| Dave's Fanboy Sermon | ![]() |
The news broke recently that Marvel intends to start a website that will feature thousands of comics online - most available for a subscription fee. The price will be $9.99 a month or $4.99 with a one year commitment. Marvel will initially offer access to 2,500 comics, they will then add some twenty comics a week, but nothing that is not at least six months old. For a limited time, they will have 250 issues available for free, as an introduction to the service. Some of these will be digitally recolored. Is this another sign that traditional print is dead? Is it another nail in the coffin of many already hurting comic shops?
There's several interesting things here.
First, Marvel is not going to put issues online until they have been out six months. This is unusual in that it
supports the monthly periodical in a fashion but undermines sales of trade collections. This runs counter to the
current industry trend, which sees the future money in sales of graphic novels and collections. Sales of monthly periodicals, or "floppies" as their affectionately called, are already
very weak on anything beyond the mainstay titles because so many fans wait for the trade collection. If these
books pop up online in a similar timeframe to their arrival in collected format, they may find sales of the trades to be
substantially weakened. It could still have a damaging impact on the monthly books. Currently, if a book sells out, shops can attempt to reorder the book to meet demand. Sales of comics via the internet has already hurt this practice as many customers tell me they'll "just try to buy it online" if I am out of a certain book, rather than wait for me to reorder it for them. Now, that same customer can just wait three months and read it online as part of Marvels subscription service. The scary thing here is if this forces sales of these books even lower, will Marvel or any other publisher be able to justify continuing them?
Second, they're running counter to the general publishing industry trend of putting content online for free and making money off advertising. Now, understand that the comics industry generally works different from the rest of the publishing world in several ways. One - comics are almost always sold to shops on a non-returnable basis. In markets other than the direct comic industry, most periodicals and some books are sold with full or partial returnability. What this means is your local book store can stock 30 copies of Rolling Stone, even if they usually only sell 12. So if there's a spike in sales for some reason they have plenty of copies for the demand. Comic shops, as most of you have heard me complain, have to order exactly what they will sell. This means that if something unusual happens to push demand for a title - (oh, like say Captain America dying!!), then your local shop doesn't have copies for sale.

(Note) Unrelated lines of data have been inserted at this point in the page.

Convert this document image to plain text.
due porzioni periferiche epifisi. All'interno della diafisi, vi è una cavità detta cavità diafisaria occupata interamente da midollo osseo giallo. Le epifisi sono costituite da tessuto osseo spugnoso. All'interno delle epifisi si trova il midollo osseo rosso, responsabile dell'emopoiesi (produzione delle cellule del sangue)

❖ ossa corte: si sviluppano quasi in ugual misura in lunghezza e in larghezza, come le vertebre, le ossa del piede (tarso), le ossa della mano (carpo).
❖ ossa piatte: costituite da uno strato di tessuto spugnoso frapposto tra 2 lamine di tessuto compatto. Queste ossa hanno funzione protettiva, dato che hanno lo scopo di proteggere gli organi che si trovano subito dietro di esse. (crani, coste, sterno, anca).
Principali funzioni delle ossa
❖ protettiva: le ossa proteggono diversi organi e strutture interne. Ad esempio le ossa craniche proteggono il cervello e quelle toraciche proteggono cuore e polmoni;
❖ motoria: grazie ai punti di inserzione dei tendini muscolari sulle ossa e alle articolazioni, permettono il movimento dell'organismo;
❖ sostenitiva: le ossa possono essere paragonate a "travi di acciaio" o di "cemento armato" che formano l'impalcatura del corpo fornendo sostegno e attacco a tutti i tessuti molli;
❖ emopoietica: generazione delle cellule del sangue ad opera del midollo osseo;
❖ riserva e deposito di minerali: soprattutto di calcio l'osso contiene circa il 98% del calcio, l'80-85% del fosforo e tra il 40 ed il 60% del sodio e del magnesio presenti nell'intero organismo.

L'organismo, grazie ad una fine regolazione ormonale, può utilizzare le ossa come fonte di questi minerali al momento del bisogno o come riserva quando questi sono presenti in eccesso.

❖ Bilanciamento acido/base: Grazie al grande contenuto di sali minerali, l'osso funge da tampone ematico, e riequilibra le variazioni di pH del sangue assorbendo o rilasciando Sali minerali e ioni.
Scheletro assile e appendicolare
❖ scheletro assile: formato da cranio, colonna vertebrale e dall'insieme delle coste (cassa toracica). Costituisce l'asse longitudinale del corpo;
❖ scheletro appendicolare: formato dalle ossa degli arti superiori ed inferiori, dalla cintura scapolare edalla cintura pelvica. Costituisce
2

Most every other facet of the publishing world aside from comics is supported by advertising. Many magazines offer mail subscriptions at prices that are a tiny fraction of their cover price. They do this because most of their money comes from the price they charge companies to advertise in their books. The higher the circulation of the book, the larger the advertising rate. So it is actually to their benefit to virtually give copies of their magazine away and recoup their money via high advertising sales. Comics once existed this way as well. In fact, there was a time when advertising pages outnumbered pages of story content. For older fans, comic books were synonymous with ads for sea monkeys and record clubs. By the late 70's and 80s, however, comic sales fell very low and advertising became an afterthought. Today comic books still have advertising in them, but they mean very little in terms of revenue to the comic company.
This was a prime opportunity to Marvel to reverse this trend by making their content available for free and using the traditional advertising model to finance it. Instead, by operating this as a pay service severely they are severely limiting their ability to meet the stated goal: which, according to publisher Dan Buckley, "is to increase the consumer base for our printed product."
Ultimately what they are doing is just finding another way to exploit their back catalog. Only time will tell if the average person (i.e. non-comic book fan) is going to get all that excited about reading old Marvel comics on the web for a fee. Is it possible that having this content in a new place will turn web surfers into comic book aficionados? I certainly have my doubts, but you can bet that other publishers will be watching closely to see if this venture is a success. But comic shops? Oh, all we do is sell Marvel's books. They haven't been interested in us in years.